I approached Mother’s Day like that bewildered puppy, head tilted to one side. I tried to impress my mom by appearing thankful. I think I pulled it off. I mean, what Mom isn’t a sucker for a handmade card with doilies and glitter. But at that tender age, I began to feel the authentic guilt, but not gratitude for my mom. So, I continued my puppy-like ways of jumping up, running around and pooping, and cute, but in my heart the authentic gratitude was nowhere to be found.
But, when I became a mom, Mother’s Day took on a whole new meaning.
You’re guessing that after experiencing the hard work and sacrifice of being a mom, I suddenly understood, and instantly became thankful to my mom. Nope. Wrong. (That is a more recent, and very important development. I can’t brag about this pace. In that respect, I’ve been a very slow student.)
But, but, but!!! But, when I was a new mom, I suddenly felt the bliss of Mother’s Day! Aha, this is what the fuss is about. I felt that I was so, so, so lucky to be a mom. I was struck to the core with the miracle of being a mom.
And that awe-struck feeling continues to this day.
If we limit the discussion to simple biology, it is the parents that choose to have a baby. I always felt this responsibility. So, I never felt like they owed me any ‘thanks for your sacrifice’ vow. So, in that respect, they didn’t ask to be born.

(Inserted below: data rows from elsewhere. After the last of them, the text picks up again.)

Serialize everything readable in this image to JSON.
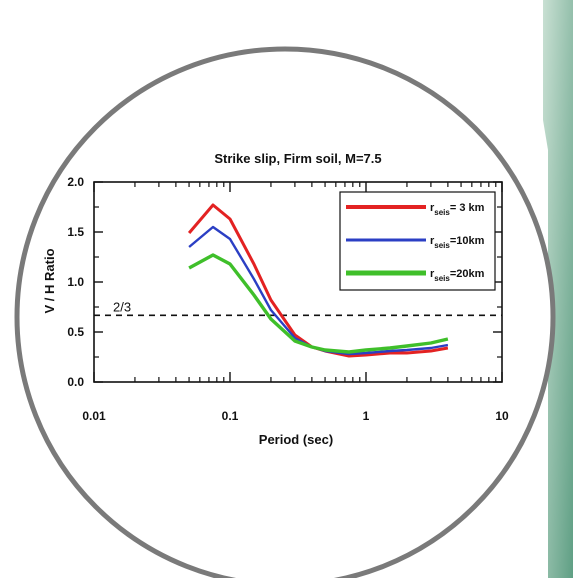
{
  "colors": {
    "background": "#ffffff",
    "circle_border": "#7a7a7a",
    "side_panel_light": "#b9d6c8",
    "side_panel_dark": "#6fa58c"
  },
  "chart_data": {
    "type": "line",
    "title": "Strike slip, Firm soil, M=7.5",
    "xlabel": "Period (sec)",
    "ylabel": "V / H  Ratio",
    "xscale": "log",
    "xlim": [
      0.01,
      10
    ],
    "ylim": [
      0,
      2.0
    ],
    "x_ticks": [
      0.01,
      0.1,
      1,
      10
    ],
    "x_tick_labels": [
      "0.01",
      "0.1",
      "1",
      "10"
    ],
    "y_ticks": [
      0.0,
      0.5,
      1.0,
      1.5,
      2.0
    ],
    "y_tick_labels": [
      "0.0",
      "0.5",
      "1.0",
      "1.5",
      "2.0"
    ],
    "grid": false,
    "legend_position": "top-right",
    "reference_line": {
      "y": 0.6667,
      "label": "2/3",
      "style": "dashed"
    },
    "x": [
      0.05,
      0.075,
      0.1,
      0.15,
      0.2,
      0.3,
      0.4,
      0.5,
      0.75,
      1.0,
      1.5,
      2.0,
      3.0,
      4.0
    ],
    "series": [
      {
        "name_base": "r",
        "name_sub": "seis",
        "name_value": "= 3 km",
        "color": "#e32222",
        "values": [
          1.49,
          1.77,
          1.63,
          1.18,
          0.82,
          0.47,
          0.35,
          0.31,
          0.26,
          0.27,
          0.29,
          0.29,
          0.31,
          0.34
        ]
      },
      {
        "name_base": "r",
        "name_sub": "seis",
        "name_value": "=10km",
        "color": "#2b3fc4",
        "values": [
          1.35,
          1.55,
          1.43,
          1.03,
          0.72,
          0.44,
          0.35,
          0.31,
          0.28,
          0.29,
          0.31,
          0.32,
          0.34,
          0.37
        ]
      },
      {
        "name_base": "r",
        "name_sub": "seis",
        "name_value": "=20km",
        "color": "#3fbf2a",
        "values": [
          1.14,
          1.27,
          1.18,
          0.87,
          0.63,
          0.41,
          0.35,
          0.32,
          0.3,
          0.32,
          0.34,
          0.36,
          0.39,
          0.43
        ]
      }
    ]
  }
}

But on a more celestial level, maybe they did. In the past several years, I’ve come to accept the idea that before a child is your child, she is pure spirit. And that she chooses her parents. I’ve read that a kid picks their parents based on what the kid needs to learn. Yeah, okay, I have no idea if that’s true.
From the other direction though, I do see something. I see that the kids might be choosing the parents based on what the parents need to know.
That makes so much sense to me!
My kids have been my most constant and brilliant teachers. They have taught me things that I have not learned anywhere else.
Their sayings are engraved in my mind, like “Mom, you don’t have to apologize or make excuses, if you are simply saying what is true.” “It’s okay to say No, mommy.” What?! Nuggets like this were news to me.
And in answer to how often should I call you now that you’re in college, “Call me however often you want Mom. I have caller ID.” Guilt-free living, stress-free relationships like I never knew before.
How did my kids teach me about sweetness and sassiness? They taught me how to have confidence in how I expressed myself, in my looks and in my fashion. They taught me how to organize my things and my life. They taught me about forgiveness and humor. They taught me how to love, and laugh; to hold on and let go. They taught me how to love without guilt.
To me the miracle of motherhood is that as a mom, you get to have a teacher. Maybe a custom-selected teacher that you have unequaled access to: a teacher that is there for you in a crash course 24/7 to begin with, and eventually as a limited access, distance course. There are few relationships in your life where you can spend as much time together as a parent and child, and especially have the physical closeness of mother and child. Really, how many other times do you have someone climb on your lap and be happy to just be there? Puppies yes, but people?
So, on Mother’s Day, whether or not a kid ever asks to be born, who knows? For me though, I continually feel grateful for these pint-size teachers that arrived on the scene and rocked my world. And I still have lots to learn, and lessons to look forward to.
Certainly, Mother’s Day is a day to appreciate our moms. As we grow older, we can let down our defenses and do this with a more open heart. I am learning to do this better, year by year.
But, toward my daughters, and all the kids in the world that are helping their parents learn, grow and evolve, I feel the guilt-free, Hallmark-card-free zest and zing of Mother’s Day.
It is my chance to say without guilt or hesitation, Thank You. Happy Mother’s Day!